同市二見町光の街の住民を中心に有志らでつくるボランティア団体「健昌会」が主催。ユキテクノ代表で同会顧問の濱條幸久さんと妻の幸子さんの「孤食の子どものために家族のような食卓を囲める温かい場所をつくり、地域の絆を深めたい」という提案に会員らが賛同し、同社倉庫を改装して平成29年から活動を始めた。

同会員にプロの料理人がいることから、安全でおいしくバランスがとれた食事を子どもらに提供し、誰もが気軽に交流できる場所として地域に定着したが、新型コロナウイルスの影響で今までと同じような活動が難しくなったため、子どもらとつながり続ける方法として、昨年は初めてテークアウト方式で実施した。

本年度もコロナ禍で思うような活動ができず、食堂を開くのは一年ぶり。ホタテやイカ、イクラ、とびこなどが入ったちらしずしを会員らが丹精込めて作った。料金は18歳以下は無料、大人には寄付金を募った。
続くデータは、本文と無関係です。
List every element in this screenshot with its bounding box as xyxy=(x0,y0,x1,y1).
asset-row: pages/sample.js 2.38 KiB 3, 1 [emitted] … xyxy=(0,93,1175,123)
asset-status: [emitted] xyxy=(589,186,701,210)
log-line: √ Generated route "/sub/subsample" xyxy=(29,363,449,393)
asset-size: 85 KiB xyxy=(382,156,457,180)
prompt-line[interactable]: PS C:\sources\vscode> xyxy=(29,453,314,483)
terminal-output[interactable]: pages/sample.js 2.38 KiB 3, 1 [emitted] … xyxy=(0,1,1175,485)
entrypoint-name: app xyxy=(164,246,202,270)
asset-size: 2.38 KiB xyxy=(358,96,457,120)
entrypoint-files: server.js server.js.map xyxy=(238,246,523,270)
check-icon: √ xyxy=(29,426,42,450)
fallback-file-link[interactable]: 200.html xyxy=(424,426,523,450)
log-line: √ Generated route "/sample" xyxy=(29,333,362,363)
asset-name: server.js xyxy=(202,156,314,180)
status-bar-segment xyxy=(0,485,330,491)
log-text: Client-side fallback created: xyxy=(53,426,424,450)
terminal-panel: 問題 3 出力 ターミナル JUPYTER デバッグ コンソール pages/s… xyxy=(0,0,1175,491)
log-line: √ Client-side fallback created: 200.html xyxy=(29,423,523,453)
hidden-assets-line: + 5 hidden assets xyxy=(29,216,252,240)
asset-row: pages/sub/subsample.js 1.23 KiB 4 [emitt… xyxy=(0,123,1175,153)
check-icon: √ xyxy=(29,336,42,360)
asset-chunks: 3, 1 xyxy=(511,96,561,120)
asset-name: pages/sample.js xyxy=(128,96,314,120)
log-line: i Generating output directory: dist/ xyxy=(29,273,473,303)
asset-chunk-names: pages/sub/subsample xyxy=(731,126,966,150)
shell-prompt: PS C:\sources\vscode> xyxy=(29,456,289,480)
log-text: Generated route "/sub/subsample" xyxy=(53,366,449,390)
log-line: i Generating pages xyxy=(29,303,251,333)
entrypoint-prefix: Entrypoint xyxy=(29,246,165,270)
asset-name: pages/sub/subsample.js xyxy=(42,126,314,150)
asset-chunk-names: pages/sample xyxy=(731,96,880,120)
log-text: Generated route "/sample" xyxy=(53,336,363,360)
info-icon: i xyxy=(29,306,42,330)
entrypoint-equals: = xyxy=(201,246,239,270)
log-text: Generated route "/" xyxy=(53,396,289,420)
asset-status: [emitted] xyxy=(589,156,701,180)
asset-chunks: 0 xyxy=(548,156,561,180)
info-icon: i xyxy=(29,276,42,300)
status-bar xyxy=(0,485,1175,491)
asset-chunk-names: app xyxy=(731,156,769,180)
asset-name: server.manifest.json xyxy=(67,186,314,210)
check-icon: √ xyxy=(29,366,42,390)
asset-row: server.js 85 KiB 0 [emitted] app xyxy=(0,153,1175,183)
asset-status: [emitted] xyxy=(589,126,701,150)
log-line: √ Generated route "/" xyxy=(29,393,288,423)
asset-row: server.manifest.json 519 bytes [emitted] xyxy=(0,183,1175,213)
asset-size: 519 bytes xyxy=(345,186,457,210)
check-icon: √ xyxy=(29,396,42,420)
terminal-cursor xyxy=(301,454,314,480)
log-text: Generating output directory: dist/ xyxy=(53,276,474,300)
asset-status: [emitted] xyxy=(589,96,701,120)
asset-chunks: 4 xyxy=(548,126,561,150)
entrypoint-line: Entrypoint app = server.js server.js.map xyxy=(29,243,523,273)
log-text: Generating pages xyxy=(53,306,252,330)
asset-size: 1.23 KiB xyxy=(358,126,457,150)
この日は、事前予約をした近隣の子どもや大人計約200人が次々に来場。検温や手指消毒をして密にならないように気を付けながら、ちらしずしと一緒に紅白の餅や活動に賛同する地元企業から提供されたお菓子などを受け取った。

前田昌和会長は「感染予防対策でテークアウト方式が安全だと分かれば回数を増やし、活動を続けていきたい」と話した。